Emergency Medical Treatment and Active Labor Act (EMTALA)  
Enacted by the federal government in 1986, EMTALA requires hospital emergency departments to treat all patient emergencies, regardless of their ability to pay, and is considered a crucial element in the "safety net" for those without sure. However, federal law has not established a direct payment mechanism for such care. Indirect payments and reimbursements through federal and state government programs have never fully compensated public and private hospitals for the full cost of care required by EMTALA. Materially, more than half of all emergency care in the U.S. is now uncompensated. By some analyses, EMTALA is an unfunded mandate that has contributed to financial pressure on hospitals over the past two decades, forcing them to consolidate and close facilities and contributing to emergency room overcrowding. According to the Institute of Medicine, emergency room visits in the U.S. increased 26% between 1993 and 2003, while the number of emergency departments decreased by 425 during the same period. Hospitals bill uninsured patients directly on a fee-for-service basis. model, which often charges far more than insurers would pay, and patients can go bankrupt if hospitals sue to collect.

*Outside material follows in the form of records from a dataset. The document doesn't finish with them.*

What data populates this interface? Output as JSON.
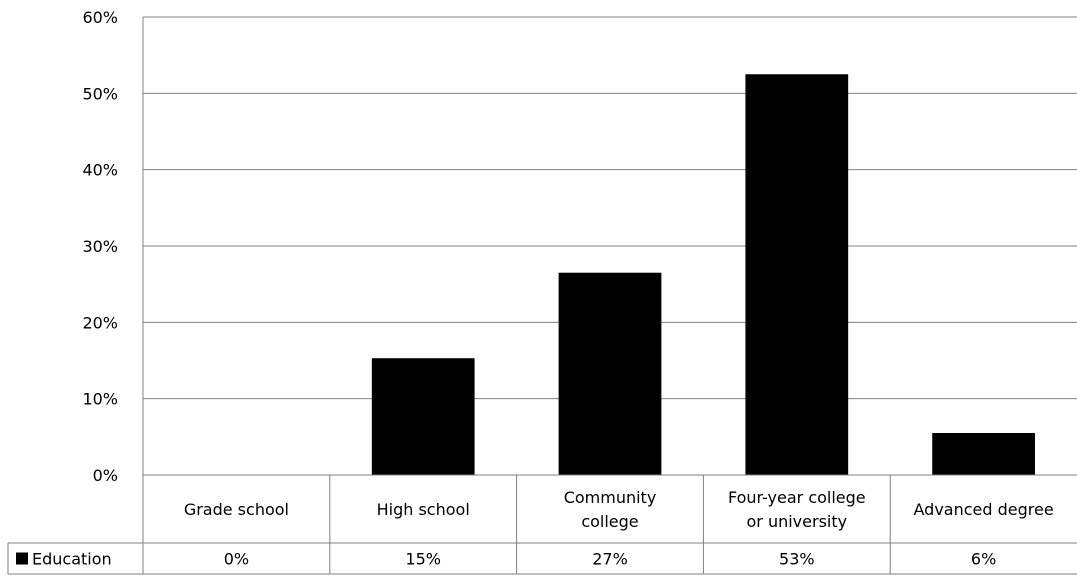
{
  "chart_data": {
    "type": "bar",
    "categories": [
      [
        "Grade school"
      ],
      [
        "High school"
      ],
      [
        "Community",
        "college"
      ],
      [
        "Four-year college",
        "or university"
      ],
      [
        "Advanced degree"
      ]
    ],
    "series": [
      {
        "name": "Education",
        "values": [
          0,
          15.3,
          26.5,
          52.5,
          5.5
        ],
        "value_labels": [
          "0%",
          "15%",
          "27%",
          "53%",
          "6%"
        ],
        "color": "#000000"
      }
    ],
    "y_ticks": [
      "0%",
      "10%",
      "20%",
      "30%",
      "40%",
      "50%",
      "60%"
    ],
    "ylim": [
      0,
      60
    ],
    "grid": true,
    "data_table": true,
    "gridline_color": "#808080"
  }
}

Patients with mental illnesses pose unique challenges to emergency departments and hospitals. According to EMTALA, mentally ill patients admitted to the emergency department are evaluated for medical emergencies. Once patients with mental illness are medically stable, regional mental health agencies are contacted to evaluate them. Patients are evaluated to determine if they pose a danger to themselves or others. Those who meet this criteria are admitted to a mental health facility for further evaluation by a psychiatrist. Typically, mentally ill patients can be held for up to 72 hours, after which a court order is necessary.